En cuisine, la Maison Mavrommatis poursuit son hommage aux terroirs grecs. La salade grecque revisitée associe tomates anciennes, feta AOP, olives Kalamata et sorbet de tomate Green Zebra. Le pagre est servi cru avec de la boutargue de Messolonghi, tandis que la langoustine en kadaïf est accompagnée d’une bisque au Metaxa. Les plats mettent également à l’honneur le bar de ligne rôti, l’agneau de Lozère au halloumi AOP ou encore le poulpe grillé. Pour terminer, les desserts autour de l’abricot ou de la pêche blanche prolongent ce voyage entre la France et la Grèce.
À la croisée de l’architecture, du théâtre et de la gastronomie, Thalie s’impose comme l’une des nouvelles tables à découvrir autour du Palais-Royal.
38, rue de Montpensier, Paris 1er

Rosie Jolie – Un air de Méditerranée au cœur de Paris
Sur les Grands Boulevards, Rosie Jolie fait souffler un vent de Méditerranée. Cette nouvelle brasserie s’inspire de la Côte d’Azur et revisite les grands classiques des brasseries françaises à travers une cuisine ensoleillée. Entre recettes niçoises et produits du Sud, l’adresse invite à faire une parenthèse loin de l’agitation parisienne.

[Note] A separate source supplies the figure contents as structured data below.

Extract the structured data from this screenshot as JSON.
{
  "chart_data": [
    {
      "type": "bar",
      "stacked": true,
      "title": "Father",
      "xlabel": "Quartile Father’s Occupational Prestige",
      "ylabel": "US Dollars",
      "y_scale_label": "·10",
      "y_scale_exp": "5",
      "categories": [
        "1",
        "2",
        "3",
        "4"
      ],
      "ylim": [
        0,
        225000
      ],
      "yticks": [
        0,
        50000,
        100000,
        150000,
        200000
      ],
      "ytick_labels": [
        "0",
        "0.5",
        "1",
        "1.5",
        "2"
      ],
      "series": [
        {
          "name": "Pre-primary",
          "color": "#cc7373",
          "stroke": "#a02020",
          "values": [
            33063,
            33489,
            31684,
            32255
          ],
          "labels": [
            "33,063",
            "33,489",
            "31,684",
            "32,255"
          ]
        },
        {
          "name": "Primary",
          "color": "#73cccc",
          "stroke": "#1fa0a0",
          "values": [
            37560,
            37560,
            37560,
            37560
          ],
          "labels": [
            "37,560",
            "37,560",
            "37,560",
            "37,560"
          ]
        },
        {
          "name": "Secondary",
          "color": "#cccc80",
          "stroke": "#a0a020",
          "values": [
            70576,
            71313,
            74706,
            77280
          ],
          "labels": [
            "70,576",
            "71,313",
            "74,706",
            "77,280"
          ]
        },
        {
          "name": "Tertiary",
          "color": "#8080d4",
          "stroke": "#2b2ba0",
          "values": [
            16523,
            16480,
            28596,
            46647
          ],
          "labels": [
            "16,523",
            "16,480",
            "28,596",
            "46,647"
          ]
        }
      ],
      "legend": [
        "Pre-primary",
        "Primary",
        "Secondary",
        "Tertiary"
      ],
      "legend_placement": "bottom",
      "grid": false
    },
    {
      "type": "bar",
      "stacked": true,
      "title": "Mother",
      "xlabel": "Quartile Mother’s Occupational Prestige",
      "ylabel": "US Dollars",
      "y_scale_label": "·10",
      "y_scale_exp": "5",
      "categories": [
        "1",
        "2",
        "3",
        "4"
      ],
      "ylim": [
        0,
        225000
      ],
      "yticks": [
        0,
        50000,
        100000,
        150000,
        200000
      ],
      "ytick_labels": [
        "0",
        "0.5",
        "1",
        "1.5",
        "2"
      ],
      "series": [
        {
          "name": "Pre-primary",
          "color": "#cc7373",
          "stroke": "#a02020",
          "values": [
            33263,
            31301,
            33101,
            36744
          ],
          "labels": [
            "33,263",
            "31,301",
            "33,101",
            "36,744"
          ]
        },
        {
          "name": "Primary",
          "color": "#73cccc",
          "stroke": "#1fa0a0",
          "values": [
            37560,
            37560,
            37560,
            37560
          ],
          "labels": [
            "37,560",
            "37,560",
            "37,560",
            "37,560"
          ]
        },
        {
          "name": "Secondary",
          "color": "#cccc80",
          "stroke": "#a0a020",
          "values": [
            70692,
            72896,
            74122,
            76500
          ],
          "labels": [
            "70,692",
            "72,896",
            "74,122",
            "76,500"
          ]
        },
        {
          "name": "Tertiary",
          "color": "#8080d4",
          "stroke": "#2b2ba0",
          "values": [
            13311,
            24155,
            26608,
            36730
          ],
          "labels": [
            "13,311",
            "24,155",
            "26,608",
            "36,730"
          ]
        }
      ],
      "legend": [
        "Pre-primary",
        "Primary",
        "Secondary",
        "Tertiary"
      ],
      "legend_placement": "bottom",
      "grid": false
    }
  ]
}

Dès l’entrée, le restaurant plonge ses visiteurs dans une ambiance inspirée des maisons de vacances de la Côte d’Azur. Les couleurs chaudes, les matériaux naturels, les touches de bois et les notes végétales rappellent les paysages méditerranéens. L’ensemble crée un cadre lumineux et convivial où l’on retrouve l’esprit des grandes tablées estivales. L’atmosphère reste décontractée tout au long du service, aussi bien pour un déjeuner entre amis qu’un dîner. La carte met à l’honneur les spécialités de la Méditerranée et les produits de saison.
Parmi les entrées, les panisses de Nice, servies avec un aïoli maison et du zaatar, rendent hommage à l’une des recettes emblématiques de la région. Les amateurs de produits iodés pourront également découvrir la poutargue, simplement accompagnée d’huile d’olive et de zestes de citron vert, tandis que la salade Summer Body 2.0 réunit quinoa, melon, nectarine, concombre, tomates Datterino, feta et olives Taggiasche dans une assiette fraîche et colorée.

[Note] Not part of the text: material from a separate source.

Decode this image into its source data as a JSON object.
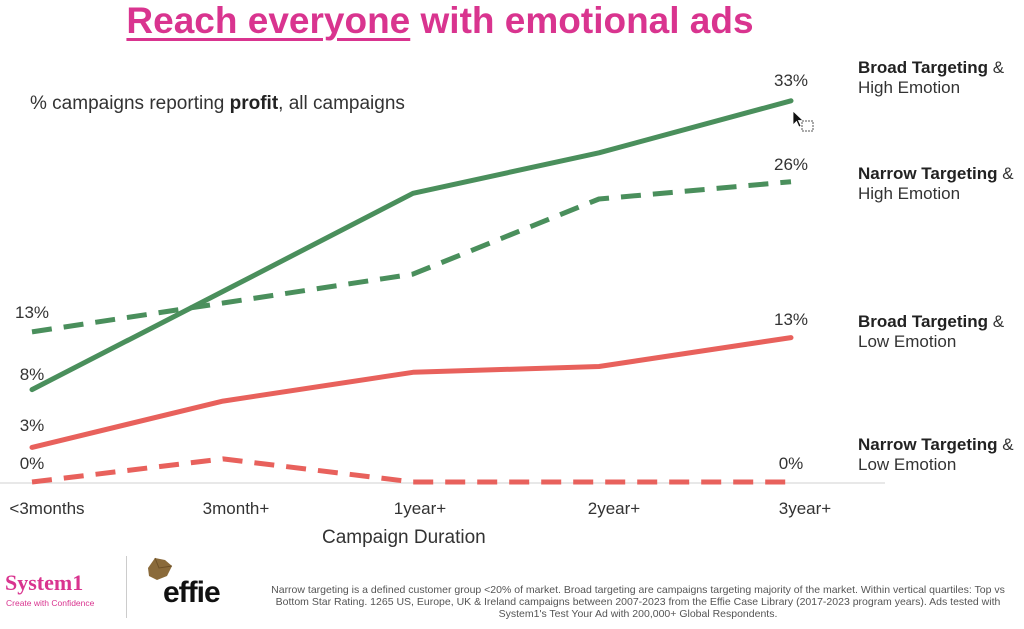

Pour le dessert, le mille-feuille mise sur un feuilletage croustillant, une crème généreusement vanillée et un caramel au sel de Guérande. Les plus gourmands pourront partager une mousse au chocolat, pensée pour être dégustée à deux. Avec son décor inspiré de la Riviera et sa cuisine qui revisite les saveurs niçoises, Rosie Jolie apporte une touche méditerranéenne aux Grands Boulevards. Une adresse conviviale où retrouver, le temps d’un repas, un peu de l’art de vivre du Sud.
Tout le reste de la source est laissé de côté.